In Italia  ci sono oltre 45.000 apicoltori censiti, ma l’80% del patrimonio apistico nazionale, pari a 1,2 milioni di alveari sparsi nelle campagne italiane, appartiene a 20.000 di loro. Gli apicoltori hanno da tempo lanciato l’allarme per la drastica riduzione del numero e della produttività degli alveari e il Wwf concorda: «I cambiamenti climatici, insieme alle pratiche agricole intensive che richiedono l’utilizzo di pesticidi pericolosi per le api e gli altri impollinatori, mettono in pericolo questo inestimabile patrimonio dell’agricoltura italiana». Per questo il ministero delle politiche agricole ha deciso di monitorare le api con il progetto “BeeNet”,  la Rete nazionale di monitoraggio degli alveari realizzato nell’ambito del programma della Rete rurale nazionale. “BeeNet” è costituita da moduli di rilevamento composti ognuno da 5 postazioni localizzate in siti geografici rappresentativi dei vari contesti agronomici e ambientali del territorio italiano. Le postazioni sono composte da 10 alveari.

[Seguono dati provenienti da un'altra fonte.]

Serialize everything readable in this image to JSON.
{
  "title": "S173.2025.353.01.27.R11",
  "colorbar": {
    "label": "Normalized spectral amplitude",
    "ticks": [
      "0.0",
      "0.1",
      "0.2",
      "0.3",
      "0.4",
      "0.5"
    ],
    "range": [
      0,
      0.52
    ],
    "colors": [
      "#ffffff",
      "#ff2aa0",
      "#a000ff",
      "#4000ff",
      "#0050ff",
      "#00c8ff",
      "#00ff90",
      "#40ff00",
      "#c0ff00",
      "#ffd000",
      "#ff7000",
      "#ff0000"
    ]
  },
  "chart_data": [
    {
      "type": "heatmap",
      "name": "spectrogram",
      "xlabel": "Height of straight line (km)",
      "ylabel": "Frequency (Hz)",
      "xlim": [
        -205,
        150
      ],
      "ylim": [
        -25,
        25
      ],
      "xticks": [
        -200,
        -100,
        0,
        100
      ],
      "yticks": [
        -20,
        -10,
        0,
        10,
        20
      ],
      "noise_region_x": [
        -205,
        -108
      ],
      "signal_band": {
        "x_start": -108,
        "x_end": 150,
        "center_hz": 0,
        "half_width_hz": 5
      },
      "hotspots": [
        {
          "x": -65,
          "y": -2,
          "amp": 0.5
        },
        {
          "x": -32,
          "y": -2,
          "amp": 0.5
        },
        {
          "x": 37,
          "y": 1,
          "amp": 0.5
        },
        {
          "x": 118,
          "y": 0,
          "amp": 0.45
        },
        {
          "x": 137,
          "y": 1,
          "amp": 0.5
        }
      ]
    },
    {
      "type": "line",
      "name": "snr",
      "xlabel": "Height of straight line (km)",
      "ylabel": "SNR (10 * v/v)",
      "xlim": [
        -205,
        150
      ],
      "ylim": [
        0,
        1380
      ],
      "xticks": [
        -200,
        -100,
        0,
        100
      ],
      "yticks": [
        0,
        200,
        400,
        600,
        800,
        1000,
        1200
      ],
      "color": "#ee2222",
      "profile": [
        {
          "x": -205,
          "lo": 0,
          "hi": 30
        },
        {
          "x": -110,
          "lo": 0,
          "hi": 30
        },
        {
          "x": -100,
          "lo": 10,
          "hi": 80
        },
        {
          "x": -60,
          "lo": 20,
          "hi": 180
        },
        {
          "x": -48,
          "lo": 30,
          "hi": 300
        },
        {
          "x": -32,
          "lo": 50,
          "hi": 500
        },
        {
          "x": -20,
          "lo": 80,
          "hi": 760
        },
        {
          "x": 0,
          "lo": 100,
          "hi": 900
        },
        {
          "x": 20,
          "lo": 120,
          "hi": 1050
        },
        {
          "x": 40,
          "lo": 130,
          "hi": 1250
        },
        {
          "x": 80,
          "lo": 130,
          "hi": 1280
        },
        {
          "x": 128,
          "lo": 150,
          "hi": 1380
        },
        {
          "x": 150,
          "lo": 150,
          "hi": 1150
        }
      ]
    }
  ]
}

L’obiettivo della rete di monitoraggio è «La sistematica raccolta d’informazioni sullo stato di salute delle famiglie di api tramite rilievi apistico-ambientali e prelievi di campioni di varie matrici (api morte, api vive, covata, miele, cera, polline, ecc.) da sottoporre ad analisi di laboratorio».  Ma il Wwf fa notare che «Mentre è attivo un monitoraggio sulle api domestiche, per il loro interesse economico diretto, nulla sappiamo sulla perdita delle popolazioni degli imenotteri selvatici che attraverso l’impollinazione sostengono l’intera agricoltura nei nostri territori».